Si les sacrifices humains de votre mémorable révolution de 1789 se sont achevés par la déclaration universelle des droits du citoyen, et qui a évolué par la suite en la déclaration universelle des droits de l’homme adoptée le 10 décembre 1948, les citoyens et les peuples du monde entier l’ont développé et l’ont enrichie jusqu’à ce que l’Assemblé Générale des Nations Unies l’adopte sous une nouvelle déclaration universelle, celle des droits des peuples autochtones, adoptées le 13 septembre 2007. Aussi, c’est sur la base des principes de cette dernière que nous vous demandons de respecter, et que vous appuyez l’autodétermination et l’autonomie des peuples du monde, d’Afrique du Nord, du Proche Orient et de votre propre pays, à savoir la France.
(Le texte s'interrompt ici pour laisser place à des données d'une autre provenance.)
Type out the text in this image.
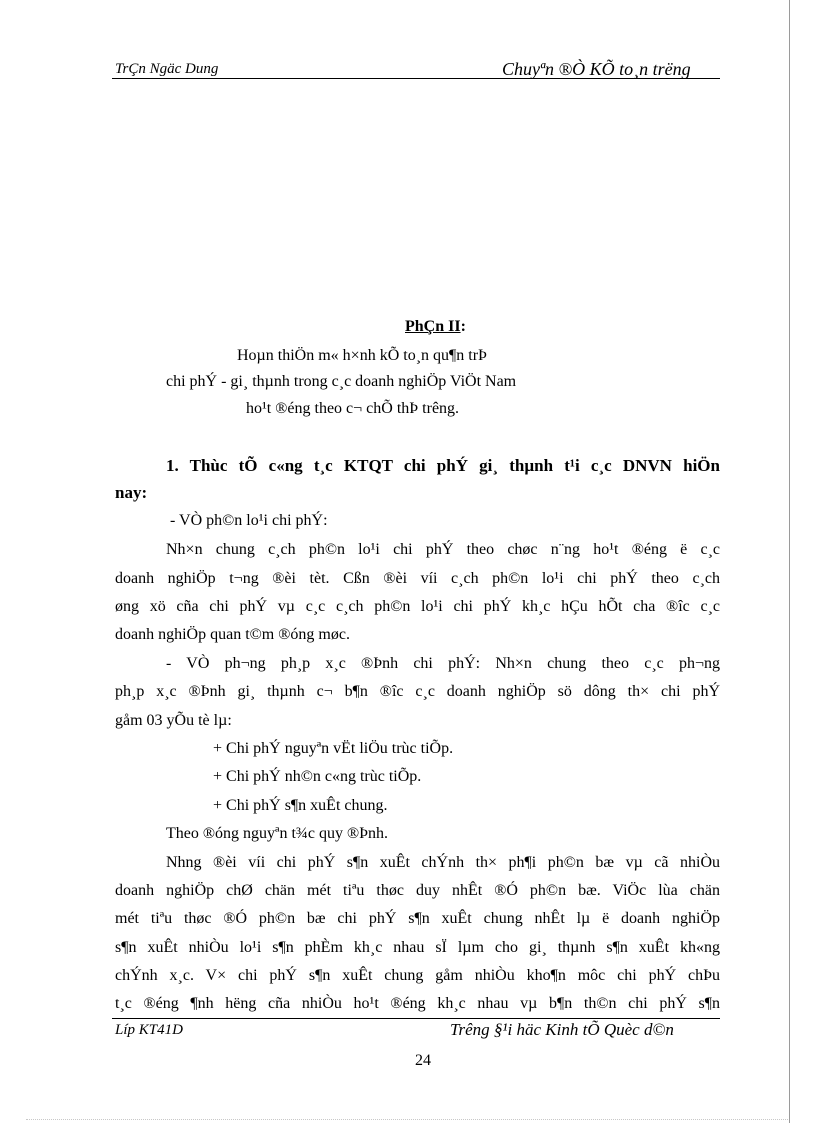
TrÇn Ngäc Dung	Chuyªn ®Ò KÕ to¸n trëng
PhÇn II:
Hoµn thiÖn m« h×nh kÕ to¸n qu¶n trÞ
chi phÝ - gi¸ thµnh trong c¸c doanh nghiÖp ViÖt Nam
ho¹t ®éng theo c¬ chÕ thÞ trêng.
1. Thùc tÕ c«ng t¸c KTQT chi phÝ gi¸ thµnh t¹i c¸c DNVN hiÖn
nay:
- VÒ ph©n lo¹i chi phÝ:
Nh×n chung c¸ch ph©n lo¹i chi phÝ theo chøc n¨ng ho¹t ®éng ë c¸c
doanh nghiÖp t¬ng ®èi tèt. Cßn ®èi víi c¸ch ph©n lo¹i chi phÝ theo c¸ch
øng xö cña chi phÝ vµ c¸c c¸ch ph©n lo¹i chi phÝ kh¸c hÇu hÕt cha ®îc c¸c
doanh nghiÖp quan t©m ®óng møc.
- VÒ ph¬ng ph¸p x¸c ®Þnh chi phÝ: Nh×n chung theo c¸c ph¬ng
ph¸p x¸c ®Þnh gi¸ thµnh c¬ b¶n ®îc c¸c doanh nghiÖp sö dông th× chi phÝ
gåm 03 yÕu tè lµ:
+ Chi phÝ nguyªn vËt liÖu trùc tiÕp.
+ Chi phÝ nh©n c«ng trùc tiÕp.
+ Chi phÝ s¶n xuÊt chung.
Theo ®óng nguyªn t¾c quy ®Þnh.
Nhng ®èi víi chi phÝ s¶n xuÊt chÝnh th× ph¶i ph©n bæ vµ cã nhiÒu
doanh nghiÖp chØ chän mét tiªu thøc duy nhÊt ®Ó ph©n bæ. ViÖc lùa chän
mét tiªu thøc ®Ó ph©n bæ chi phÝ s¶n xuÊt chung nhÊt lµ ë doanh nghiÖp
s¶n xuÊt nhiÒu lo¹i s¶n phÈm kh¸c nhau sÏ lµm cho gi¸ thµnh s¶n xuÊt kh«ng
chÝnh x¸c. V× chi phÝ s¶n xuÊt chung gåm nhiÒu kho¶n môc chi phÝ chÞu
t¸c ®éng ¶nh hëng cña nhiÒu ho¹t ®éng kh¸c nhau vµ b¶n th©n chi phÝ s¶n
Líp KT41D	Trêng §¹i häc Kinh tÕ Quèc d©n
24
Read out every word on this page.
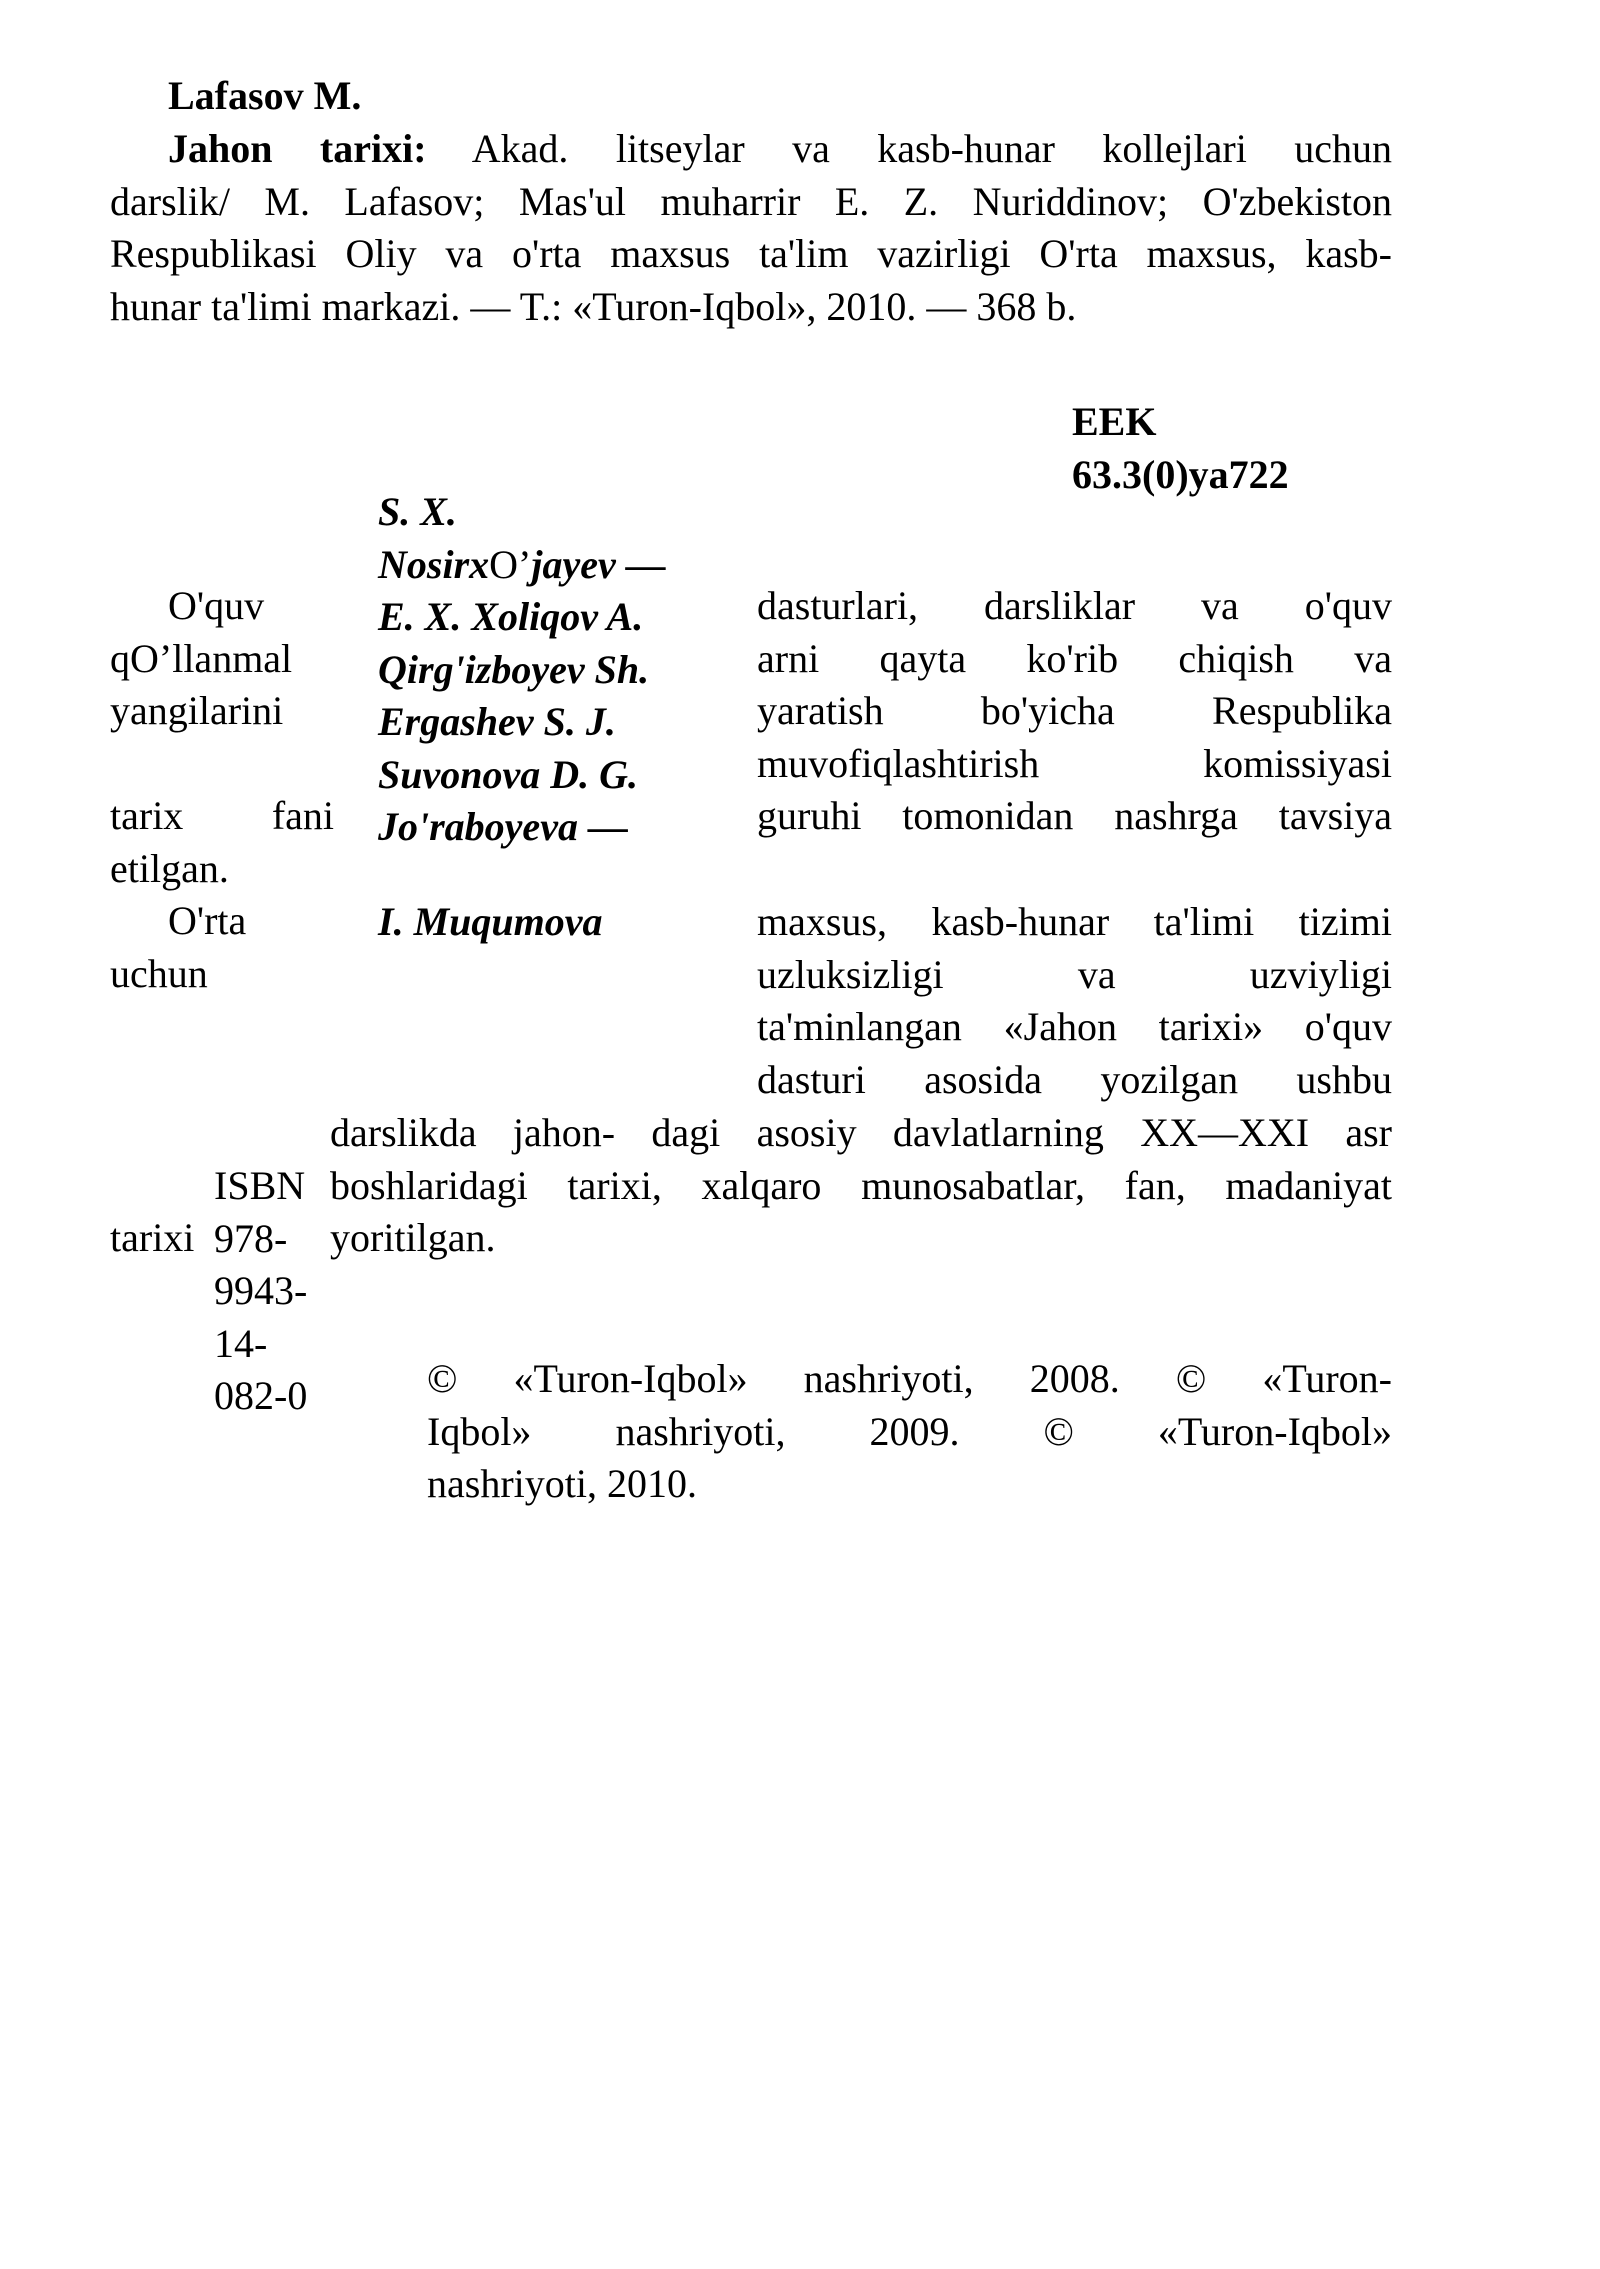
Lafasov M.
Jahon tarixi: Akad. litseylar va kasb-hunar kollejlari uchun
darslik/ M. Lafasov; Mas'ul muharrir E. Z. Nuriddinov; O'zbekiston
Respublikasi Oliy va o'rta maxsus ta'lim vazirligi O'rta maxsus, kasb-
hunar ta'limi markazi. — T.: «Turon-Iqbol», 2010. — 368 b.
EEK
63.3(0)ya722
S. X.
NosirxO’jayev —
E. X. Xoliqov A.
Qirg'izboyev Sh.
Ergashev S. J.
Suvonova D. G.
Jo'raboyeva —
I. Muqumova
O'quv
qO’llanmal
yangilarini
tarix fani
etilgan.
O'rta
uchun
dasturlari, darsliklar va o'quv
arni qayta ko'rib chiqish va
yaratish bo'yicha Respublika
muvofiqlashtirish komissiyasi
guruhi tomonidan nashrga tavsiya
maxsus, kasb-hunar ta'limi tizimi
uzluksizligi va uzviyligi
ta'minlangan «Jahon tarixi» o'quv
dasturi asosida yozilgan ushbu
darslikda jahon- dagi asosiy davlatlarning XX—XXI asr
boshlaridagi tarixi, xalqaro munosabatlar, fan, madaniyat
yoritilgan.
tarixi
ISBN
978-
9943-
14-
082-0	© «Turon-Iqbol» nashriyoti, 2008. © «Turon-
Iqbol» nashriyoti, 2009. © «Turon-Iqbol»
nashriyoti, 2010.
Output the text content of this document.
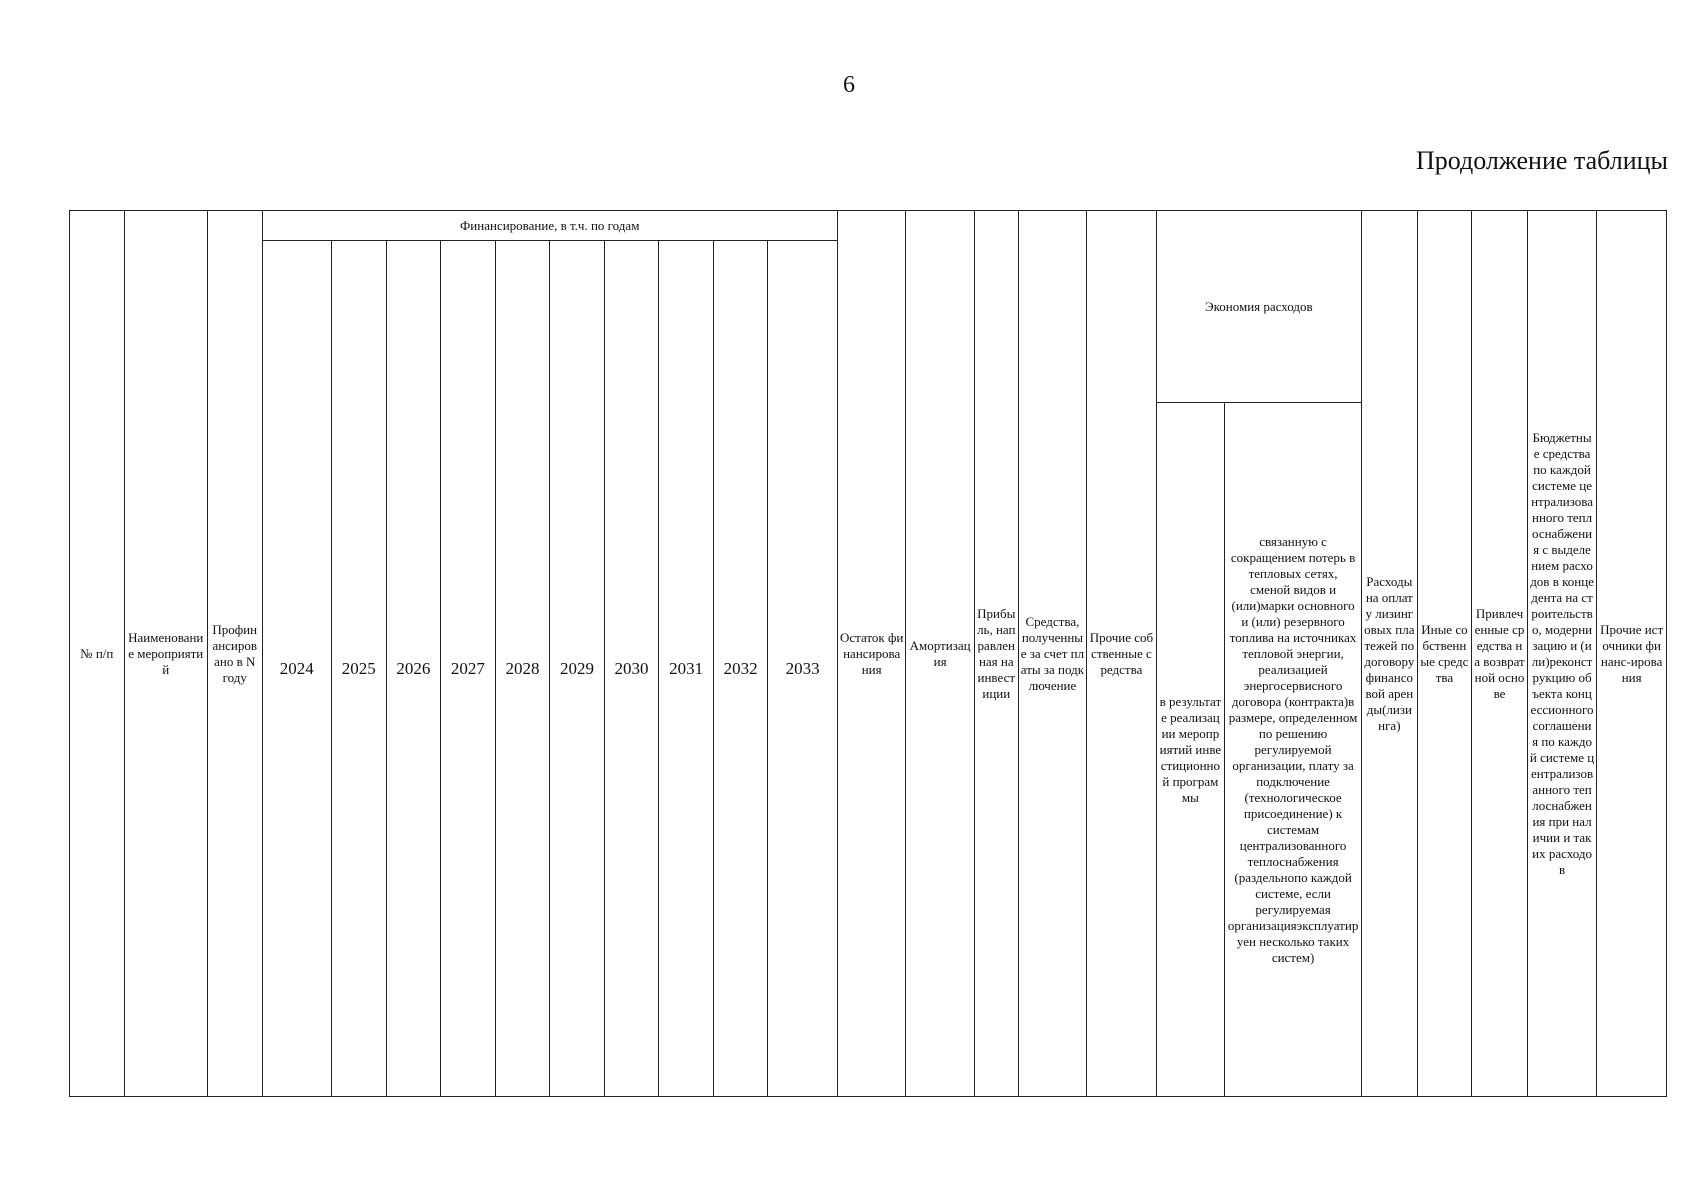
6
Продолжение таблицы
№ п/п	Наименование мероприятий	Профинансировано в N году	Финансирование, в т.ч. по годам										Остаток финансирования	Амортизация	Прибыль, направленная на инвестиции	Средства, полученные за счет платы за подключение	Прочие собственные средства	Экономия расходов		Расходы на оплату лизинговых платежей по договору финансовой аренды(лизинга)	Иные собственные средства	Привлеченные средства на возвратной основе	Бюджетные средства по каждой системе централизованного теплоснабжения с выделением расходов в концедента на строительство, модернизацию и (или)реконструкцию объекта концессионного соглашения по каждой системе централизованного теплоснабжения при наличии и таких расходов	Прочие источники финанс-ирования
			2024	2025	2026	2027	2028	2029	2030	2031	2032	2033												
																		в результате реализации мероприятий инвестиционной программы	связанную с сокращением потерь в тепловых сетях, сменой видов и (или)марки основного и (или) резервного топлива на источниках тепловой энергии, реализацией энергосервисного договора (контракта)в размере, определенном по решению регулируемой организации, плату за подключение (технологическое присоединение) к системам централизованного теплоснабжения (раздельнопо каждой системе, если регулируемая организацияэксплуатируен несколько таких систем)					
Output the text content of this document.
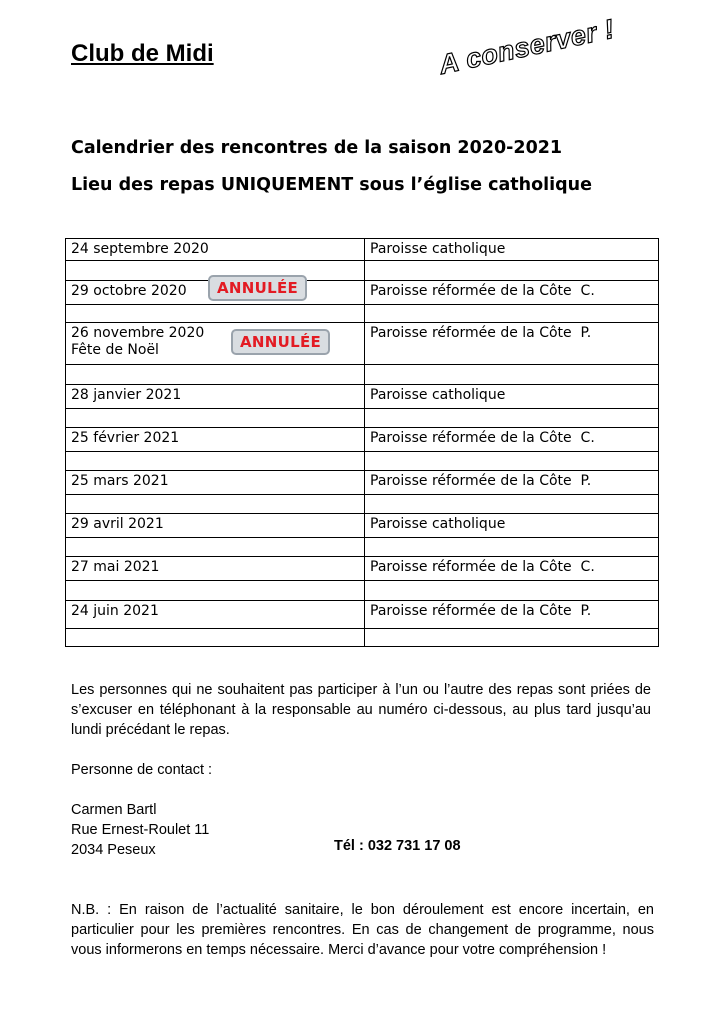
Club de Midi	A conserver !
Calendrier des rencontres de la saison 2020-2021
Lieu des repas UNIQUEMENT sous l’église catholique
24 septembre 2020	Paroisse catholique

29 octobre 2020 ANNULÉE	Paroisse réformée de la Côte  C.

26 novembre 2020
Fête de Noël ANNULÉE	Paroisse réformée de la Côte  P.

28 janvier 2021	Paroisse catholique

25 février 2021	Paroisse réformée de la Côte  C.

25 mars 2021	Paroisse réformée de la Côte  P.

29 avril 2021	Paroisse catholique

27 mai 2021	Paroisse réformée de la Côte  C.

24 juin 2021	Paroisse réformée de la Côte  P.

Les personnes qui ne souhaitent pas participer à l’un ou l’autre des repas sont priées de s’excuser en téléphonant à la responsable au numéro ci-dessous, au plus tard jusqu’au lundi précédant le repas.
Personne de contact :
Carmen Bartl
Rue Ernest-Roulet 11
2034 Peseux	Tél : 032 731 17 08
N.B. : En raison de l’actualité sanitaire, le bon déroulement est encore incertain, en particulier pour les premières rencontres. En cas de changement de programme, nous vous informerons en temps nécessaire. Merci d’avance pour votre compréhension !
Les révolutions en Tunisie, en Egypte et en Libye, au Yémen, ou en Syrie et ailleurs… sont faites par des citoyens et des peuples, qu’il ne faut absolument pas réduire à l’arabisme ! Les transitions démocratiques que ces pays sont entrain de vivre ne peuvent réussir que s’ils respectent le principe d’autodétermination et d’autonomies de leurs propres peuples autochtones avec le passage des Etats centralisés et jacobins vers les « Etats des régions » comme le stipule l’article 46 de la déclaration des peuples autochtones. La Libye, par exemple, ne peut devenir un état authentiquement démocratique qu’à la condition que les populations de la Cyrénaïque, de la Tripolitaine, de Fezzan, les amazighs de Jbel Nefoussa à l’Est, les Touarègues et les Toubous au Sahara construisent un état décentralisé de régions qui disposerait d’un gouvernement et d’un parlement régionaux autonomes.



Monsieur le Président,

Le néo-colonialisme économique que vous avez parfaitement réussi à installer au Maroc, au Niger et au Mali, à travers vos multinationales (Veolia, Areva…) et que vous préparez en Libye ne résoudra pas le problème du développement humain, qui stopperait l’émigration vers votre pays, ni réduira le risque terroriste islamiste qui se répand dans la région nord-africaine et sahélienne. Je vous dirais même plus, imaginez juste un instant que les quatre millions de citoyens français d’origine amazigh de votre chère république, à coté des millions de citoyens amazighs du Maroc, de l’Algérie, de Tunisie… boycottent les produits français, [par exemple l’achat de vos marques de voitures (Renault, Dacia, Peugeot, Citroën…)], votre économie serait mise à genoux. N’oubliez pas que les amazighes, engagés dans vos armées, ont contribué à défendre, comme chair à canon, et à libérer la France lors des deux guerres mondiales, du péril nazi. C’est aussi grâce aux amazighs en tant que mains d’œuvre qui ont contribué efficacement à la reconstruction de la France après les deux guerres mondiales. De même, ce sont des figures amazighes, comme Zineddine Zidane, que le sport et les arts français ont connu ses meilleurs moments de gloire, etc.



Monsieur le Président,

En définitive, vous savez bien, que le respect des droits collectifs des peuples n’est aucunement en contradiction avec les droits individuels que vous avez érigés en tant que religion d’Etat. Ils sont plutôt complémentaires et leurs applications ne feront que renforcer la paix et le bien être des individus et des peuples aussi bien de France que d’Afrique et du Monde. Et parmi ces peuples singuliers, il y a le « grand peuple amazigh » qui fait inéluctablement partie intégrante de votre propre diversité ethnique et linguistique et culturelle. En Afrique du nord, M. Le Président, il n’y a pas de « peuples arabes », sinon des peuples amazighes, des hommes libres, dont certains et en grande majorité sont amazighophones et/ou arabophones, et d’autres, en minorité, sont francophones (Kabylie) et hispanophones (Iles Canaries) !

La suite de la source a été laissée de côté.